Ethereum (ETH) Won’t Go Quietly, Risk of Bounce Grows
- Ethereum is facing a strong resistance near the $152 and $155 levels against the US Dollar.
- The price seems to be consolidating above the $142 support area.
- There is a new key bearish trend line forming with resistance near $150 on the hourly chart of ETH/USD (data feed via Kraken).
- The price could dip a few points, but it is likely to make another attempt to break above $155.
Ethereum Price Analysis
Moreover, the price traded above the $150 level, but it struggled to continue above the $152 and $155 resistance levels. A high was formed near $152 and the price is now trading below the 100 hourly simple moving average.
Recently, there was a downside correction below the $150 level. Besides, the price dipped below the 23.6% Fib retracement level of the recent recovery from the $132 low to $152 high.
However, the $144 support is acting as a short term support. On the downside, there is also a connecting bullish trend line forming with support near $144 on the hourly chart of ETH/USD. If there is a downside break below the $144 support, Ethereum price could test the key $142 support.
Additionally, the 50% Fib retracement level of the recent recovery from the $132 low to $152 high is also near the $142 level. Therefore, a close below the $142 support area might start a fresh decline in the near term.
On the upside, there are many hurdles near $150, $152 and $155. More importantly, there is a new key bearish trend line forming with resistance near $150 on the same chart.
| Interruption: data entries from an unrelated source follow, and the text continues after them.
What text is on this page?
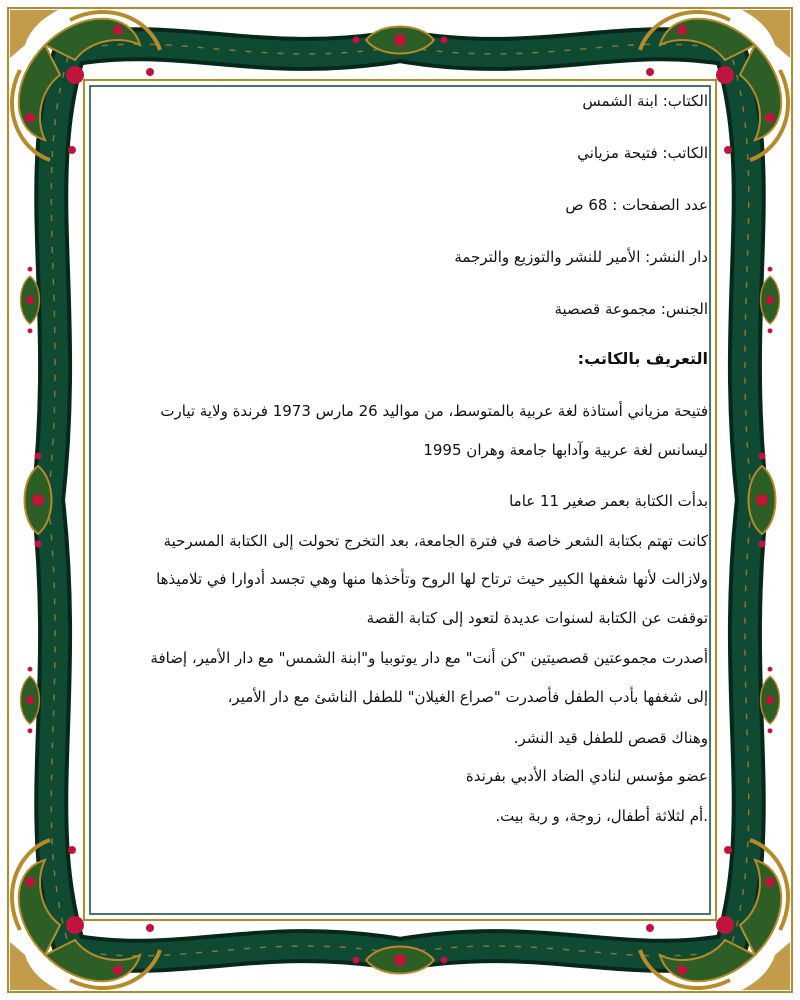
الكتاب: ابنة الشمس
الكاتب: فتيحة مزياني
عدد الصفحات : 68 ص
دار النشر: الأمير للنشر والتوزيع والترجمة
الجنس: مجموعة قصصية
التعريف بالكاتب:
فتيحة مزياني أستاذة لغة عربية بالمتوسط، من مواليد 26 مارس 1973 فرندة ولاية تيارت
ليسانس لغة عربية وآدابها جامعة وهران 1995
بدأت الكتابة بعمر صغير 11 عاما
كانت تهتم بكتابة الشعر خاصة في فترة الجامعة، بعد التخرج تحولت إلى الكتابة المسرحية
ولازالت لأنها شغفها الكبير حيث ترتاح لها الروح وتأخذها منها وهي تجسد أدوارا في تلاميذها
توقفت عن الكتابة لسنوات عديدة لتعود إلى كتابة القصة
أصدرت مجموعتين قصصيتين "كن أنت" مع دار يوتوبيا و"ابنة الشمس" مع دار الأمير، إضافة
إلى شغفها بأدب الطفل فأصدرت "صراع الغيلان" للطفل الناشئ مع دار الأمير،
وهناك قصص للطفل قيد النشر.
عضو مؤسس لنادي الضاد الأدبي بفرندة
.أم لثلاثة أطفال، زوجة، و ربة بيت.
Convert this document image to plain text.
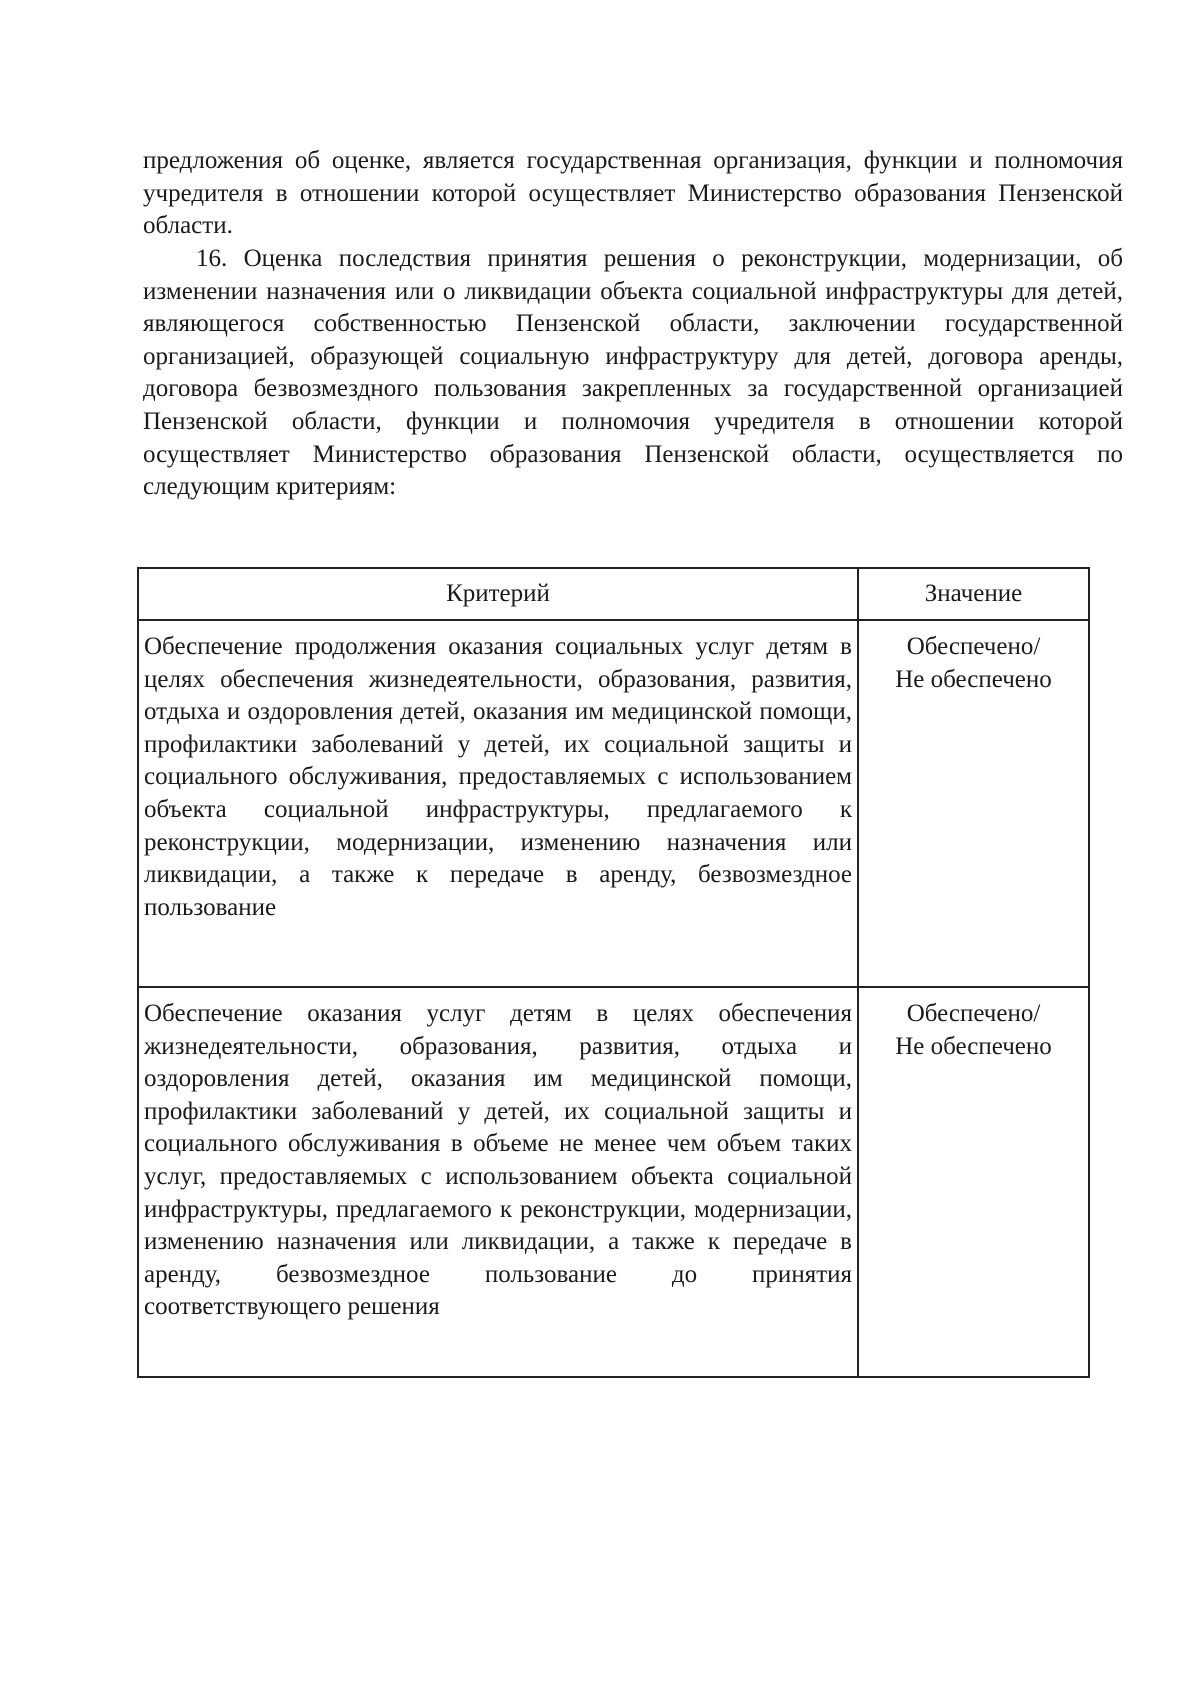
предложения об оценке, является государственная организация, функции и полномочия учредителя в отношении которой осуществляет Министерство образования Пензенской области.

16. Оценка последствия принятия решения о реконструкции, модернизации, об изменении назначения или о ликвидации объекта социальной инфраструктуры для детей, являющегося собственностью Пензенской области, заключении государственной организацией, образующей социальную инфраструктуру для детей, договора аренды, договора безвозмездного пользования закрепленных за государственной организацией Пензенской области, функции и полномочия учредителя в отношении которой осуществляет Министерство образования Пензенской области, осуществляется по следующим критериям:

Критерий	Значение
Обеспечение продолжения оказания социальных услуг детям в целях обеспечения жизнедеятельности, образования, развития, отдыха и оздоровления детей, оказания им медицинской помощи, профилактики заболеваний у детей, их социальной защиты и социального обслуживания, предоставляемых с использованием объекта социальной инфраструктуры, предлагаемого к реконструкции, модернизации, изменению назначения или ликвидации, а также к передаче в аренду, безвозмездное пользование	Обеспечено/
Не обеспечено

Обеспечение оказания услуг детям в целях обеспечения жизнедеятельности, образования, развития, отдыха и оздоровления детей, оказания им медицинской помощи, профилактики заболеваний у детей, их социальной защиты и социального обслуживания в объеме не менее чем объем таких услуг, предоставляемых с использованием объекта социальной инфраструктуры, предлагаемого к реконструкции, модернизации, изменению назначения или ликвидации, а также к передаче в аренду, безвозмездное пользование до принятия соответствующего решения	Обеспечено/
Не обеспечено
To move into a positive zone and start a solid increase, the price must break the $152 and $155 resistance levels. In the mentioned bullish case, the price is likely to accelerate towards the $165 and $170 levels.
ETH Technical Indicators
Hourly MACD – The MACD for ETH/USD is currently moving slowly in the bullish zone.
Hourly RSI – The RSI for ETH/USD is currently well above the 50 level, with a few positive signs.